Didaticamente, o estudo da classificação doutrinária dos crimes precede ao dos crimes em espécie, mais propriamente quando do estudo da teoria geral do delito.

Crimes impossível e putativo

Por haver algumas categorias muito próximas umas das outras, a confusão instala-se rapidamente. Por isso, nesse espaço, decidimos tratar de duas dessas categorias (crime impossível e crime putativo), abordando-se-lhes os aspectos distintivos.

Crime Impossível (quase-crime, tentativa inadequada, inidônea ou impossível)

O art. 17, do Código Penal (CP), prevê o crime impossível nos seguintes termos: “Não se pune a tentativa quando, por ineficácia absoluta do meio ou por absoluta impropriedade do objeto, é impossível consumar-se o crime”.

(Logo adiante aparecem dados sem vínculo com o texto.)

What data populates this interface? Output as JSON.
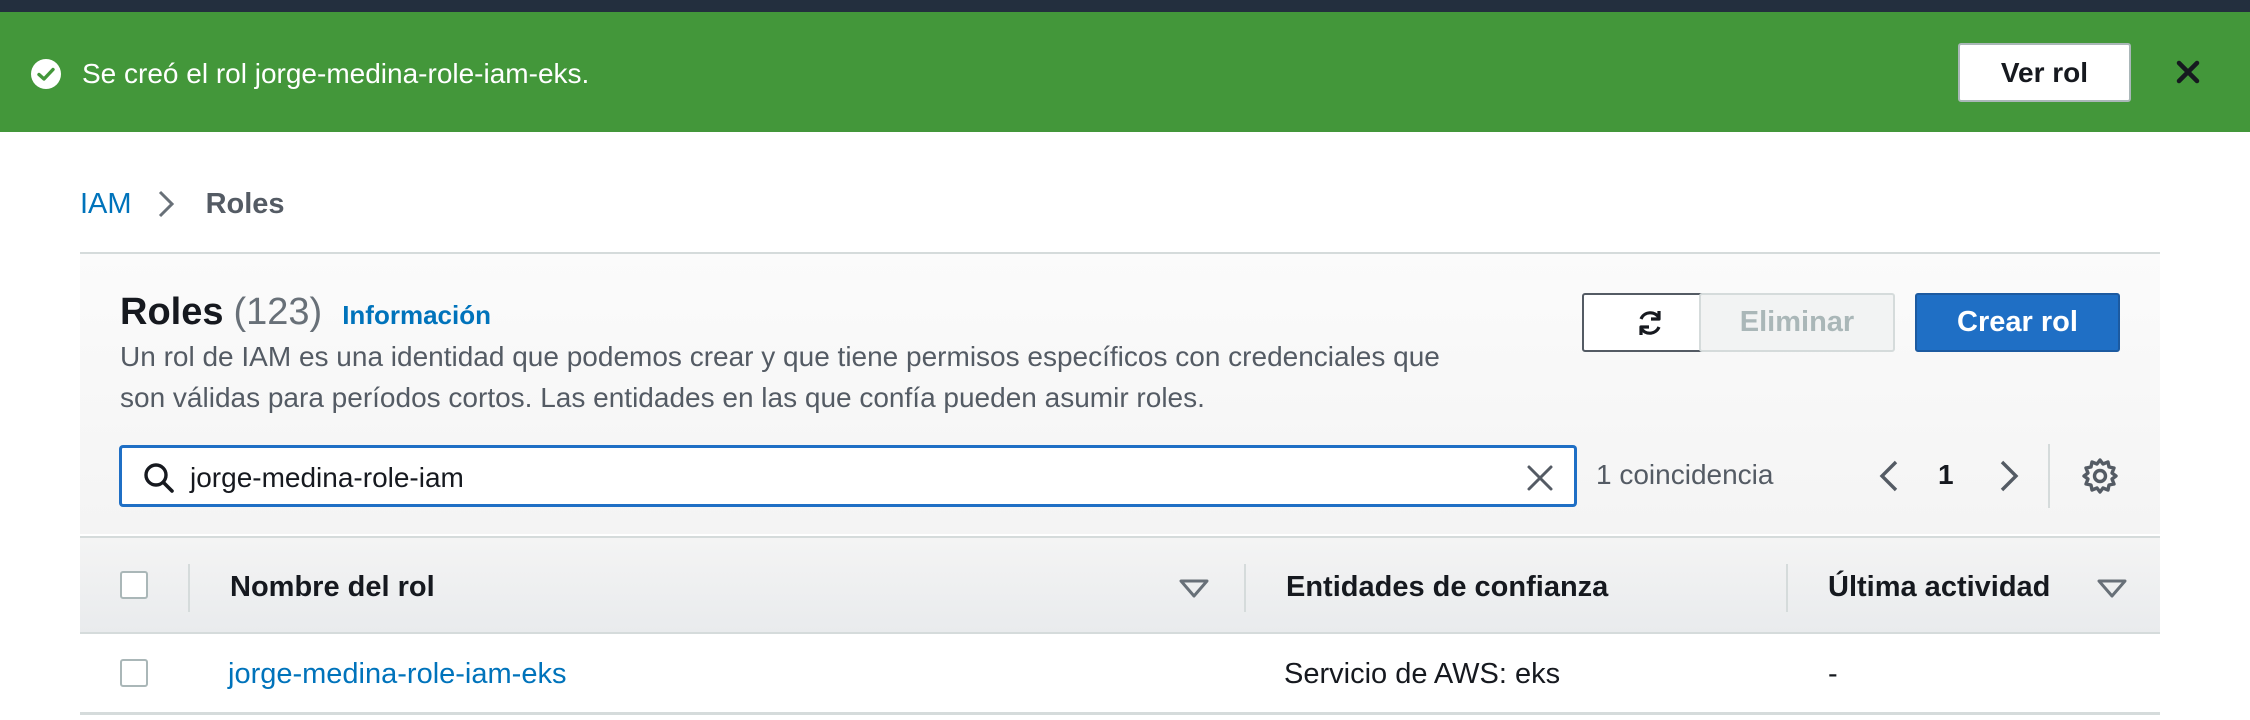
{
  "flash": {
    "message": "Se creó el rol jorge-medina-role-iam-eks.",
    "button_label": "Ver rol",
    "icon": "check-circle-icon",
    "color": "#43973a"
  },
  "breadcrumb": {
    "items": [
      "IAM",
      "Roles"
    ]
  },
  "header": {
    "title": "Roles",
    "count": "(123)",
    "info_link": "Información",
    "description": "Un rol de IAM es una identidad que podemos crear y que tiene permisos específicos con credenciales que son válidas para períodos cortos. Las entidades en las que confía pueden asumir roles.",
    "buttons": {
      "refresh_icon": "refresh-icon",
      "delete_label": "Eliminar",
      "create_label": "Crear rol"
    }
  },
  "search": {
    "value": "jorge-medina-role-iam",
    "matches": "1 coincidencia"
  },
  "pagination": {
    "current_page": "1"
  },
  "table": {
    "columns": [
      "Nombre del rol",
      "Entidades de confianza",
      "Última actividad"
    ],
    "rows": [
      {
        "name": "jorge-medina-role-iam-eks",
        "trusted": "Servicio de AWS: eks",
        "last_activity": "-"
      }
    ]
  },
  "colors": {
    "primary": "#1f6fc5",
    "link": "#0073bb",
    "success": "#43973a"
  }
}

O crime impossível ocorre quando o meio de execução eleito pelo agente é absolutamente ineficaz para a causação do resultado, ou o objeto material sobre o qual recai a conduta do agente é absolutamente impróprio, inadequado, para o bem jurídico sofrer lesão ou perigo de lesão. Em um e outro caso, não há falar em crime, porque ele é infactível, seja de uma forma (ineficácia absoluta do meio), seja de outra (por absoluta impropriedade do objeto).

Trata-se de causa de exclusão da tipicidade, “eis que o fato praticado pelo agente não se enquadra em nenhum tipo penal”2. O crime impossível difere da tentativa, porque nesta o bem jurídico está efetivamente sob ataque ou ameaça, já que o meio empregado é eficaz para alcançar o resultado, bem como o objeto material é próprio para sofrer lesão ou perigo de lesão, não se consumando o delito por circunstâncias alheias à vontade do agente (CP, art. 14, II). Portanto, no crime impossível, a consumação é inviável por ineficácia absoluta do meio ou por absoluta impropriedade do objeto, não estando o bem jurídico sob ataque ou sob perigo de lesão.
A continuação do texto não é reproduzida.